Bölgedeki küçükbaş hayvanlar büyükbaş hayvanlar bölgedeki hayvanların durumu hakkında da konuşan Erbakan, “Orada sağ kalan hayvanlar maalesef yem sıkıntısından dolayı aç kaldılar, susuz kaldılar. Bölgedeki teşkilatlarımız, bölgedeki çiftçi kardeşlerimiz bizlere bu durumu dile getirmemiz için ilettiler.
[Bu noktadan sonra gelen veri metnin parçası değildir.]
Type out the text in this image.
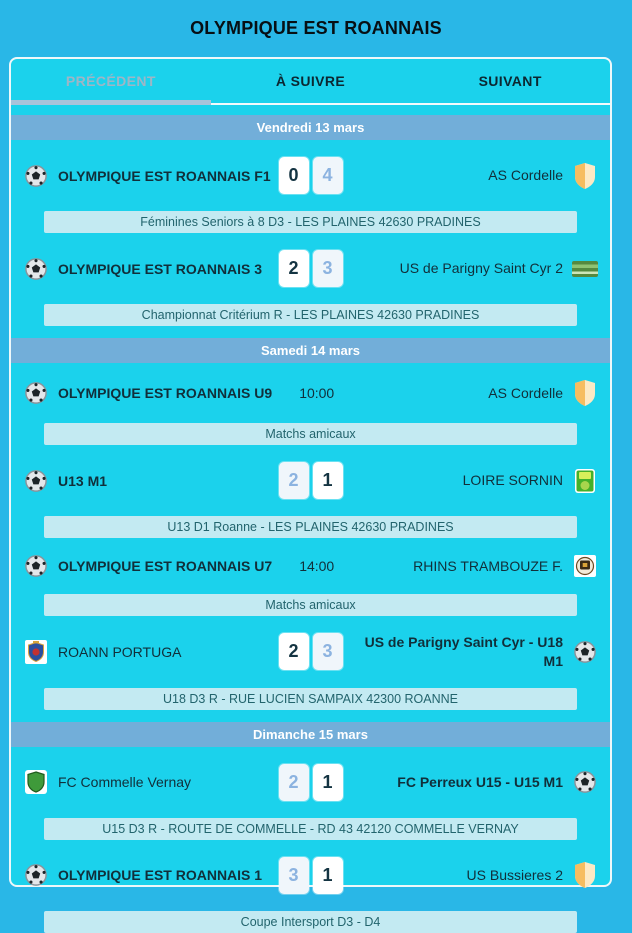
OLYMPIQUE EST ROANNAIS
PRÉCÉDENT	À SUIVRE	SUIVANT
Vendredi 13 mars
OLYMPIQUE EST ROANNAIS F1 0	4	AS Cordelle
Féminines Seniors à 8 D3 - LES PLAINES 42630 PRADINES
OLYMPIQUE EST ROANNAIS 3	2	3	US de Parigny Saint Cyr 2
Championnat Critérium R - LES PLAINES 42630 PRADINES
Samedi 14 mars
OLYMPIQUE EST ROANNAIS U9 10:00	AS Cordelle
Matchs amicaux
U13 M1	2	1	LOIRE SORNIN
U13 D1 Roanne - LES PLAINES 42630 PRADINES
OLYMPIQUE EST ROANNAIS U7 14:00	RHINS TRAMBOUZE F.
Matchs amicaux
ROANN PORTUGA	2	3	US de Parigny Saint Cyr - U18 M1
U18 D3 R - RUE LUCIEN SAMPAIX 42300 ROANNE
Dimanche 15 mars
FC Commelle Vernay	2	1	FC Perreux U15 - U15 M1
U15 D3 R - ROUTE DE COMMELLE - RD 43 42120 COMMELLE VERNAY
OLYMPIQUE EST ROANNAIS 1	3	1	US Bussieres 2
Coupe Intersport D3 - D4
Bölgede 8 milyon küçükbaş, 3 milyon büyükbaş hayvanımız var ve yem fabrikalarının yıkılması veya kendi vatandaşımızın çiftliğindeki yem depolarının enkaz altında kalması dolayısıyla bu hayvanların beslenmesinde çok ciddi sorunlar yaşandı. Hatta bizim bölgedeki arkadaşlarımızdan bazıları fazla gelen ekmekleri ziyan olmasın diye bir kısmını köylere bu hayvanlara yemeleri için götürdük diye de ifade ettiler. Bu noktada tabii Tarım ve Orman Bakanlığı’nın mutlaka tüm yem fabrikalarını yem stoklarını çıkartması ortaya koyması ve bu yeni stoklarında bir miktarını acilen bölgeye ulaştırılması oradaki hayvanların beslenmesinin sağlanması çok büyük önem arz ediyor” dedi.
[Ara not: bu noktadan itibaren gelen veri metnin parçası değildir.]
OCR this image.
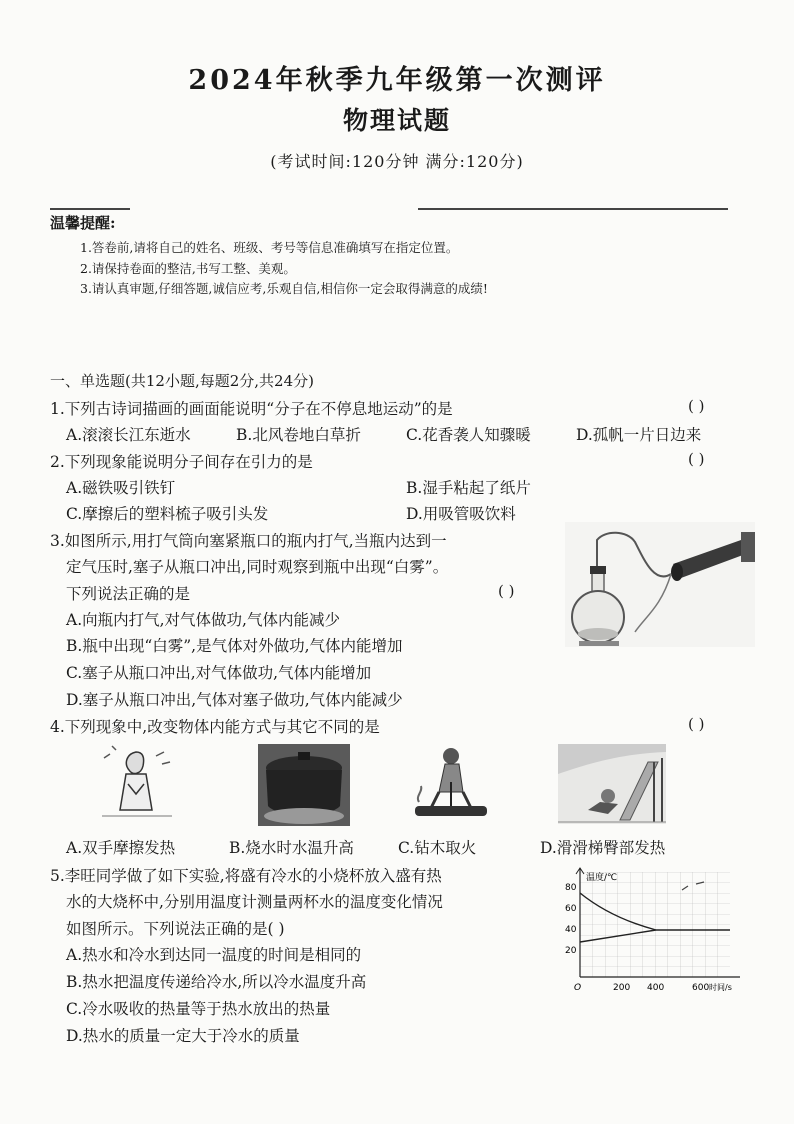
2024年秋季九年级第一次测评
物理试题
(考试时间:120分钟 满分:120分)
温馨提醒:
1.答卷前,请将自己的姓名、班级、考号等信息准确填写在指定位置。
2.请保持卷面的整洁,书写工整、美观。
3.请认真审题,仔细答题,诚信应考,乐观自信,相信你一定会取得满意的成绩!
一、单选题(共12小题,每题2分,共24分)
1.下列古诗词描画的画面能说明“分子在不停息地运动”的是	( )
A.滚滚长江东逝水	B.北风卷地白草折	C.花香袭人知骤暖	D.孤帆一片日边来
2.下列现象能说明分子间存在引力的是	( )
A.磁铁吸引铁钉	B.湿手粘起了纸片
C.摩擦后的塑料梳子吸引头发	D.用吸管吸饮料
3.如图所示,用打气筒向塞紧瓶口的瓶内打气,当瓶内达到一
定气压时,塞子从瓶口冲出,同时观察到瓶中出现“白雾”。
下列说法正确的是	( )
A.向瓶内打气,对气体做功,气体内能减少
B.瓶中出现“白雾”,是气体对外做功,气体内能增加
C.塞子从瓶口冲出,对气体做功,气体内能增加
D.塞子从瓶口冲出,气体对塞子做功,气体内能减少
4.下列现象中,改变物体内能方式与其它不同的是	( )
A.双手摩擦发热	B.烧水时水温升高	C.钻木取火	D.滑滑梯臀部发热
5.李旺同学做了如下实验,将盛有冷水的小烧杯放入盛有热
水的大烧杯中,分别用温度计测量两杯水的温度变化情况
如图所示。下列说法正确的是( )
A.热水和冷水到达同一温度的时间是相同的
B.热水把温度传递给冷水,所以冷水温度升高
C.冷水吸收的热量等于热水放出的热量
D.热水的质量一定大于冷水的质量
温度/℃
80
60
40
20
O	200 400	600 时间/s
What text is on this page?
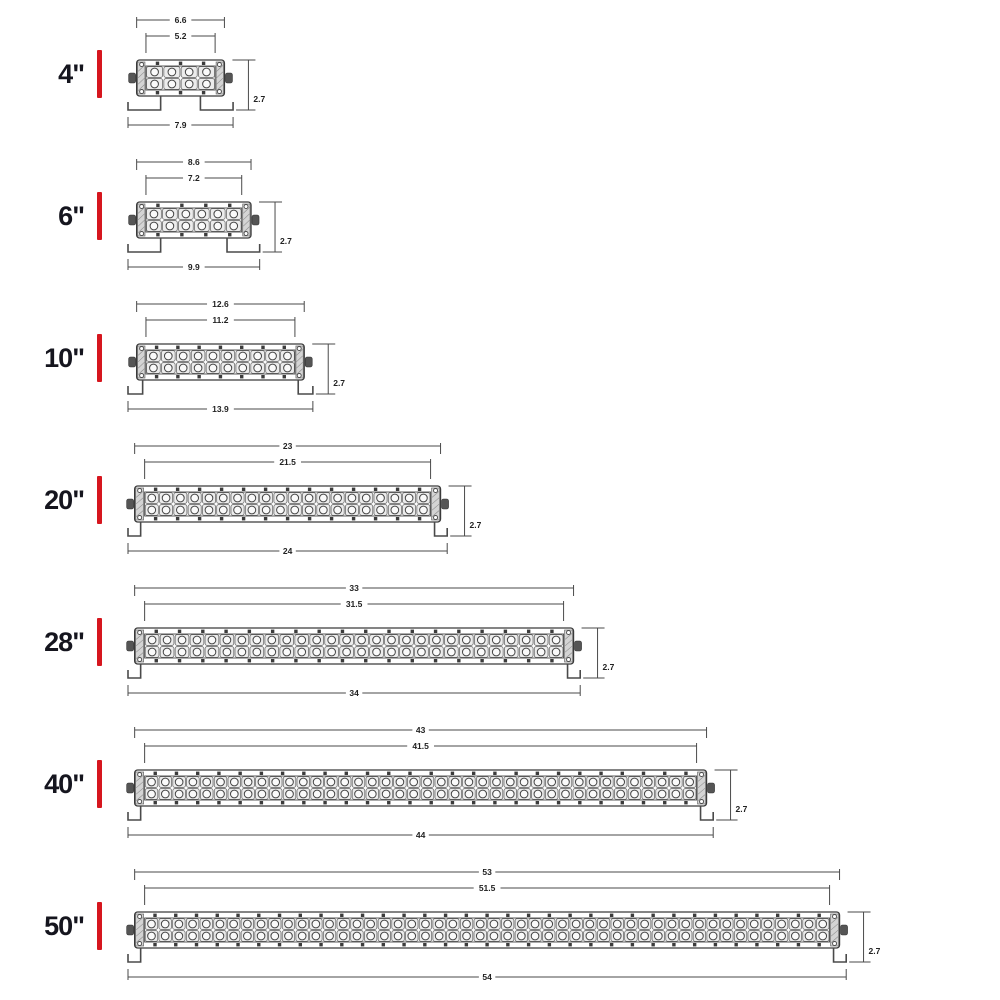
4"
6.6
5.2
2.7
7.9
6"
8.6
7.2
2.7
9.9
10"
12.6
11.2
2.7
13.9
20"
23
21.5
2.7
24
28"
33
31.5
2.7
34
40"
43
41.5
2.7
44
50"
53
51.5
2.7
54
“Bir daha belki de hiç dönmeyeceğiz”
Deprem bölgesinin demografik yapısının korunmasının son derece büyük hayati öneme sahip olduğunu ve büyük bir göçün batı illerine, diğer illere yaşanması ve sonrasında bunların geri dönmemesinin önemli bir tehlike oluşturacağına dikkati çeken Erbakan, “Bölge stratejik açıdan son derece önemli bir bölge. Buranın demografik yapısının değişmesi, buranın boşaltılması, boşalması ülkemizin geleceği açısından, bekası açısından önemli bir tehlike olarak görüyoruz. Bununla ilgili 99 Gölcük depreminde illerini, ilçelerini terk eden göç eden vatandaşlarımızla ilgili yapılan araştırmalar çok önemli bir oranda bir daha tekrar kendi deprem bölgelerine dövme dediklerini ortaya koyuyor. Burada da aynı durumun yaşanması söz konusu. Ankara’daki depremzedelerimizle yaptığımız ziyaretlerimizde, buraya yerleştirilen depremzedelerimizle yaptığımız görüşmelerde kendilerinin de önemli bir kısmı ‘Bir daha belki de hiç dönmeyeceğiz’ demektedirler. Halbuki dönmeleri ülkemiz açısından, milletimiz açısından çok daha hayırlıdır. Bu nedenle demografik yapının bozulmaması bakımından alınacak tedbirleri hükümetin alması gerekir. Birincisi bölgede yabancı uyruklulara ve tüzel kişilere herhangi bir konut veya arazi satışının mutlaka durdurulması şu andan itibaren gereklidir. Öncelikle bölgeden ayrılmak istemeyen depremzedelerin ki bunlar da önemli bir miktardır. Bunların da barınma ısınma ihtiyaçlarının iadelerini karşılanması ve bölgede kalmalarının sağlanması son derece önemli” ifadelerini kullandı.